Strange are the weeks when the days bring rain on a regular cycle. Round about three, four o'clock. Every day. Often a light, sometimes heavy, the rain comes down and does what it does. Slickens things up. Cools things off. Departs an hour later, waving goodbye with its wispy wet fingers and promising to return as soon as it can. I wait for its arrival as one waits for a friend who picks you up without asking.
Relatives are always strange, but 'strange' is also relative. It's only odd because I come from a place where the seasons are textured and tailored to suit everyone's fancy. Don't like snow? Wait four, five months -- you'll get some spring sunshine to melt off your slush. Hate the heat? Be patient, child -- the fall's crimson colours will dot the sky in scatters of vivid small dots, making everything cool, or as much as it can. (Don't believe me that the leaves somehow affect the weather that arrives? That's your pregorative. Me? I trust in the illogic that transcends all our convictions.) Where you are born is where the world sets its standards and your own sense of balance.
What to make of place that has, for me, only two valid seasons? A wet one whose water is sporadic but steady; a dry one whose heat is intense, flawed but not fatal. And up in the mountains, here, in the north of the country, the weather is pleasant, almost cordial in nature. Down south, five hours south, in the heart of Manila, the heat is a jacket that rests on your shoulders. Not the bludgeon-style heat of Tokyo in August; the Philippines' heat will sap your energy, to be sure, but also leave dignity behind as nature's one courtesy.

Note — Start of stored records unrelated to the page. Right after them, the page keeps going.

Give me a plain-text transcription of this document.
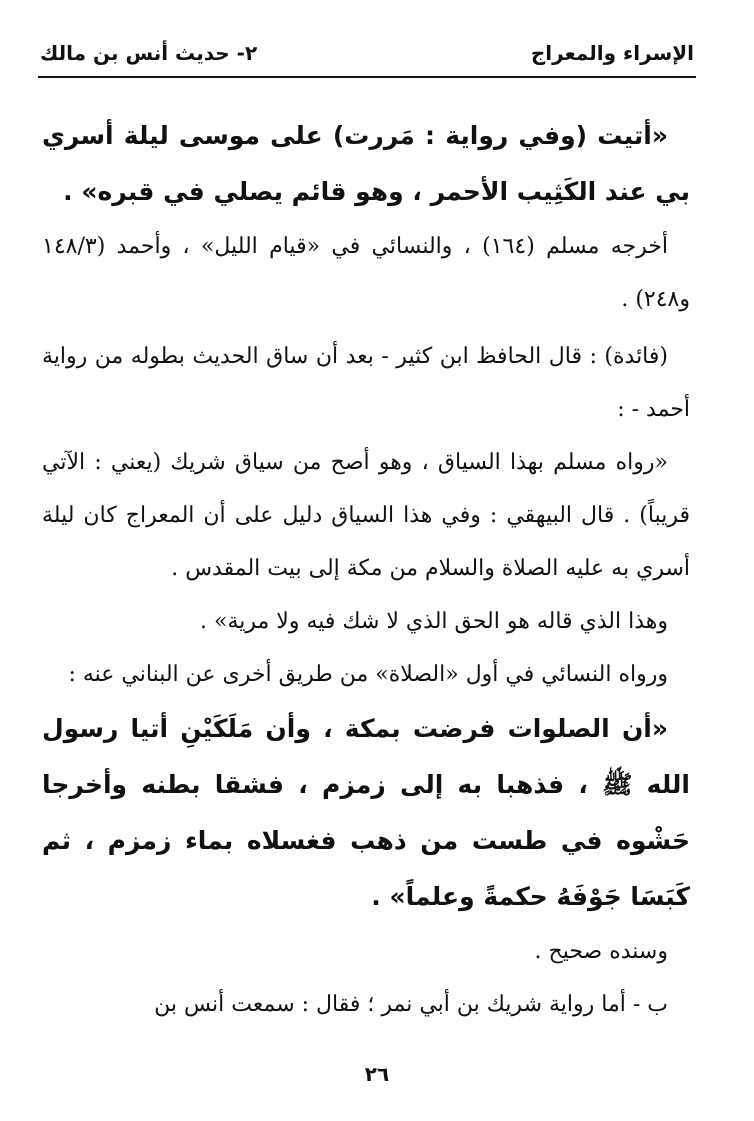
الإسراء والمعراج
٢- حديث أنس بن مالك

«أتيت (وفي رواية : مَررت) على موسى ليلة أسري بي عند الكَثِيب الأحمر ، وهو قائم يصلي في قبره» .

أخرجه مسلم (١٦٤) ، والنسائي في «قيام الليل» ، وأحمد (١٤٨/٣ و٢٤٨) .

(فائدة) : قال الحافظ ابن كثير - بعد أن ساق الحديث بطوله من رواية أحمد - :

«رواه مسلم بهذا السياق ، وهو أصح من سياق شريك (يعني : الآتي قريباً) . قال البيهقي : وفي هذا السياق دليل على أن المعراج كان ليلة أسري به عليه الصلاة والسلام من مكة إلى بيت المقدس .

وهذا الذي قاله هو الحق الذي لا شك فيه ولا مرية» .

ورواه النسائي في أول «الصلاة» من طريق أخرى عن البناني عنه :

«أن الصلوات فرضت بمكة ، وأن مَلَكَيْنِ أتيا رسول الله ﷺ ، فذهبا به إلى زمزم ، فشقا بطنه وأخرجا حَشْوه في طست من ذهب فغسلاه بماء زمزم ، ثم كَبَسَا جَوْفَهُ حكمةً وعلماً» .

وسنده صحيح .

ب - أما رواية شريك بن أبي نمر ؛ فقال : سمعت أنس بن

٢٦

You can still feel like a person in the heat of this capital. I can exist far up here in the country's one north, or shuffle around in that heat but not drop like a dog at the end of a hunt. These seasons perplex me, but not because anything about them is especially complex, or peculiar, or even intrinsic -- weather is weather, wherever you are -- but because my body's own rhythms are jolted, then broken. I knew that time has a way of breaking such standards; until I travelled, I didn't know that distance, too, could punch a little damage.
Invigorating, though. Early October, with shorts and a t-shit. The prospect of the Christmas to come and a sun that's still shining. Something inside me knows that I'm still quickly aging, that the mirror's harsh truth is vivid and valid, but living away from my home, from weather's bored clockwork, provides a tilt to the years that somehow allows my dead youth to revive, then endure.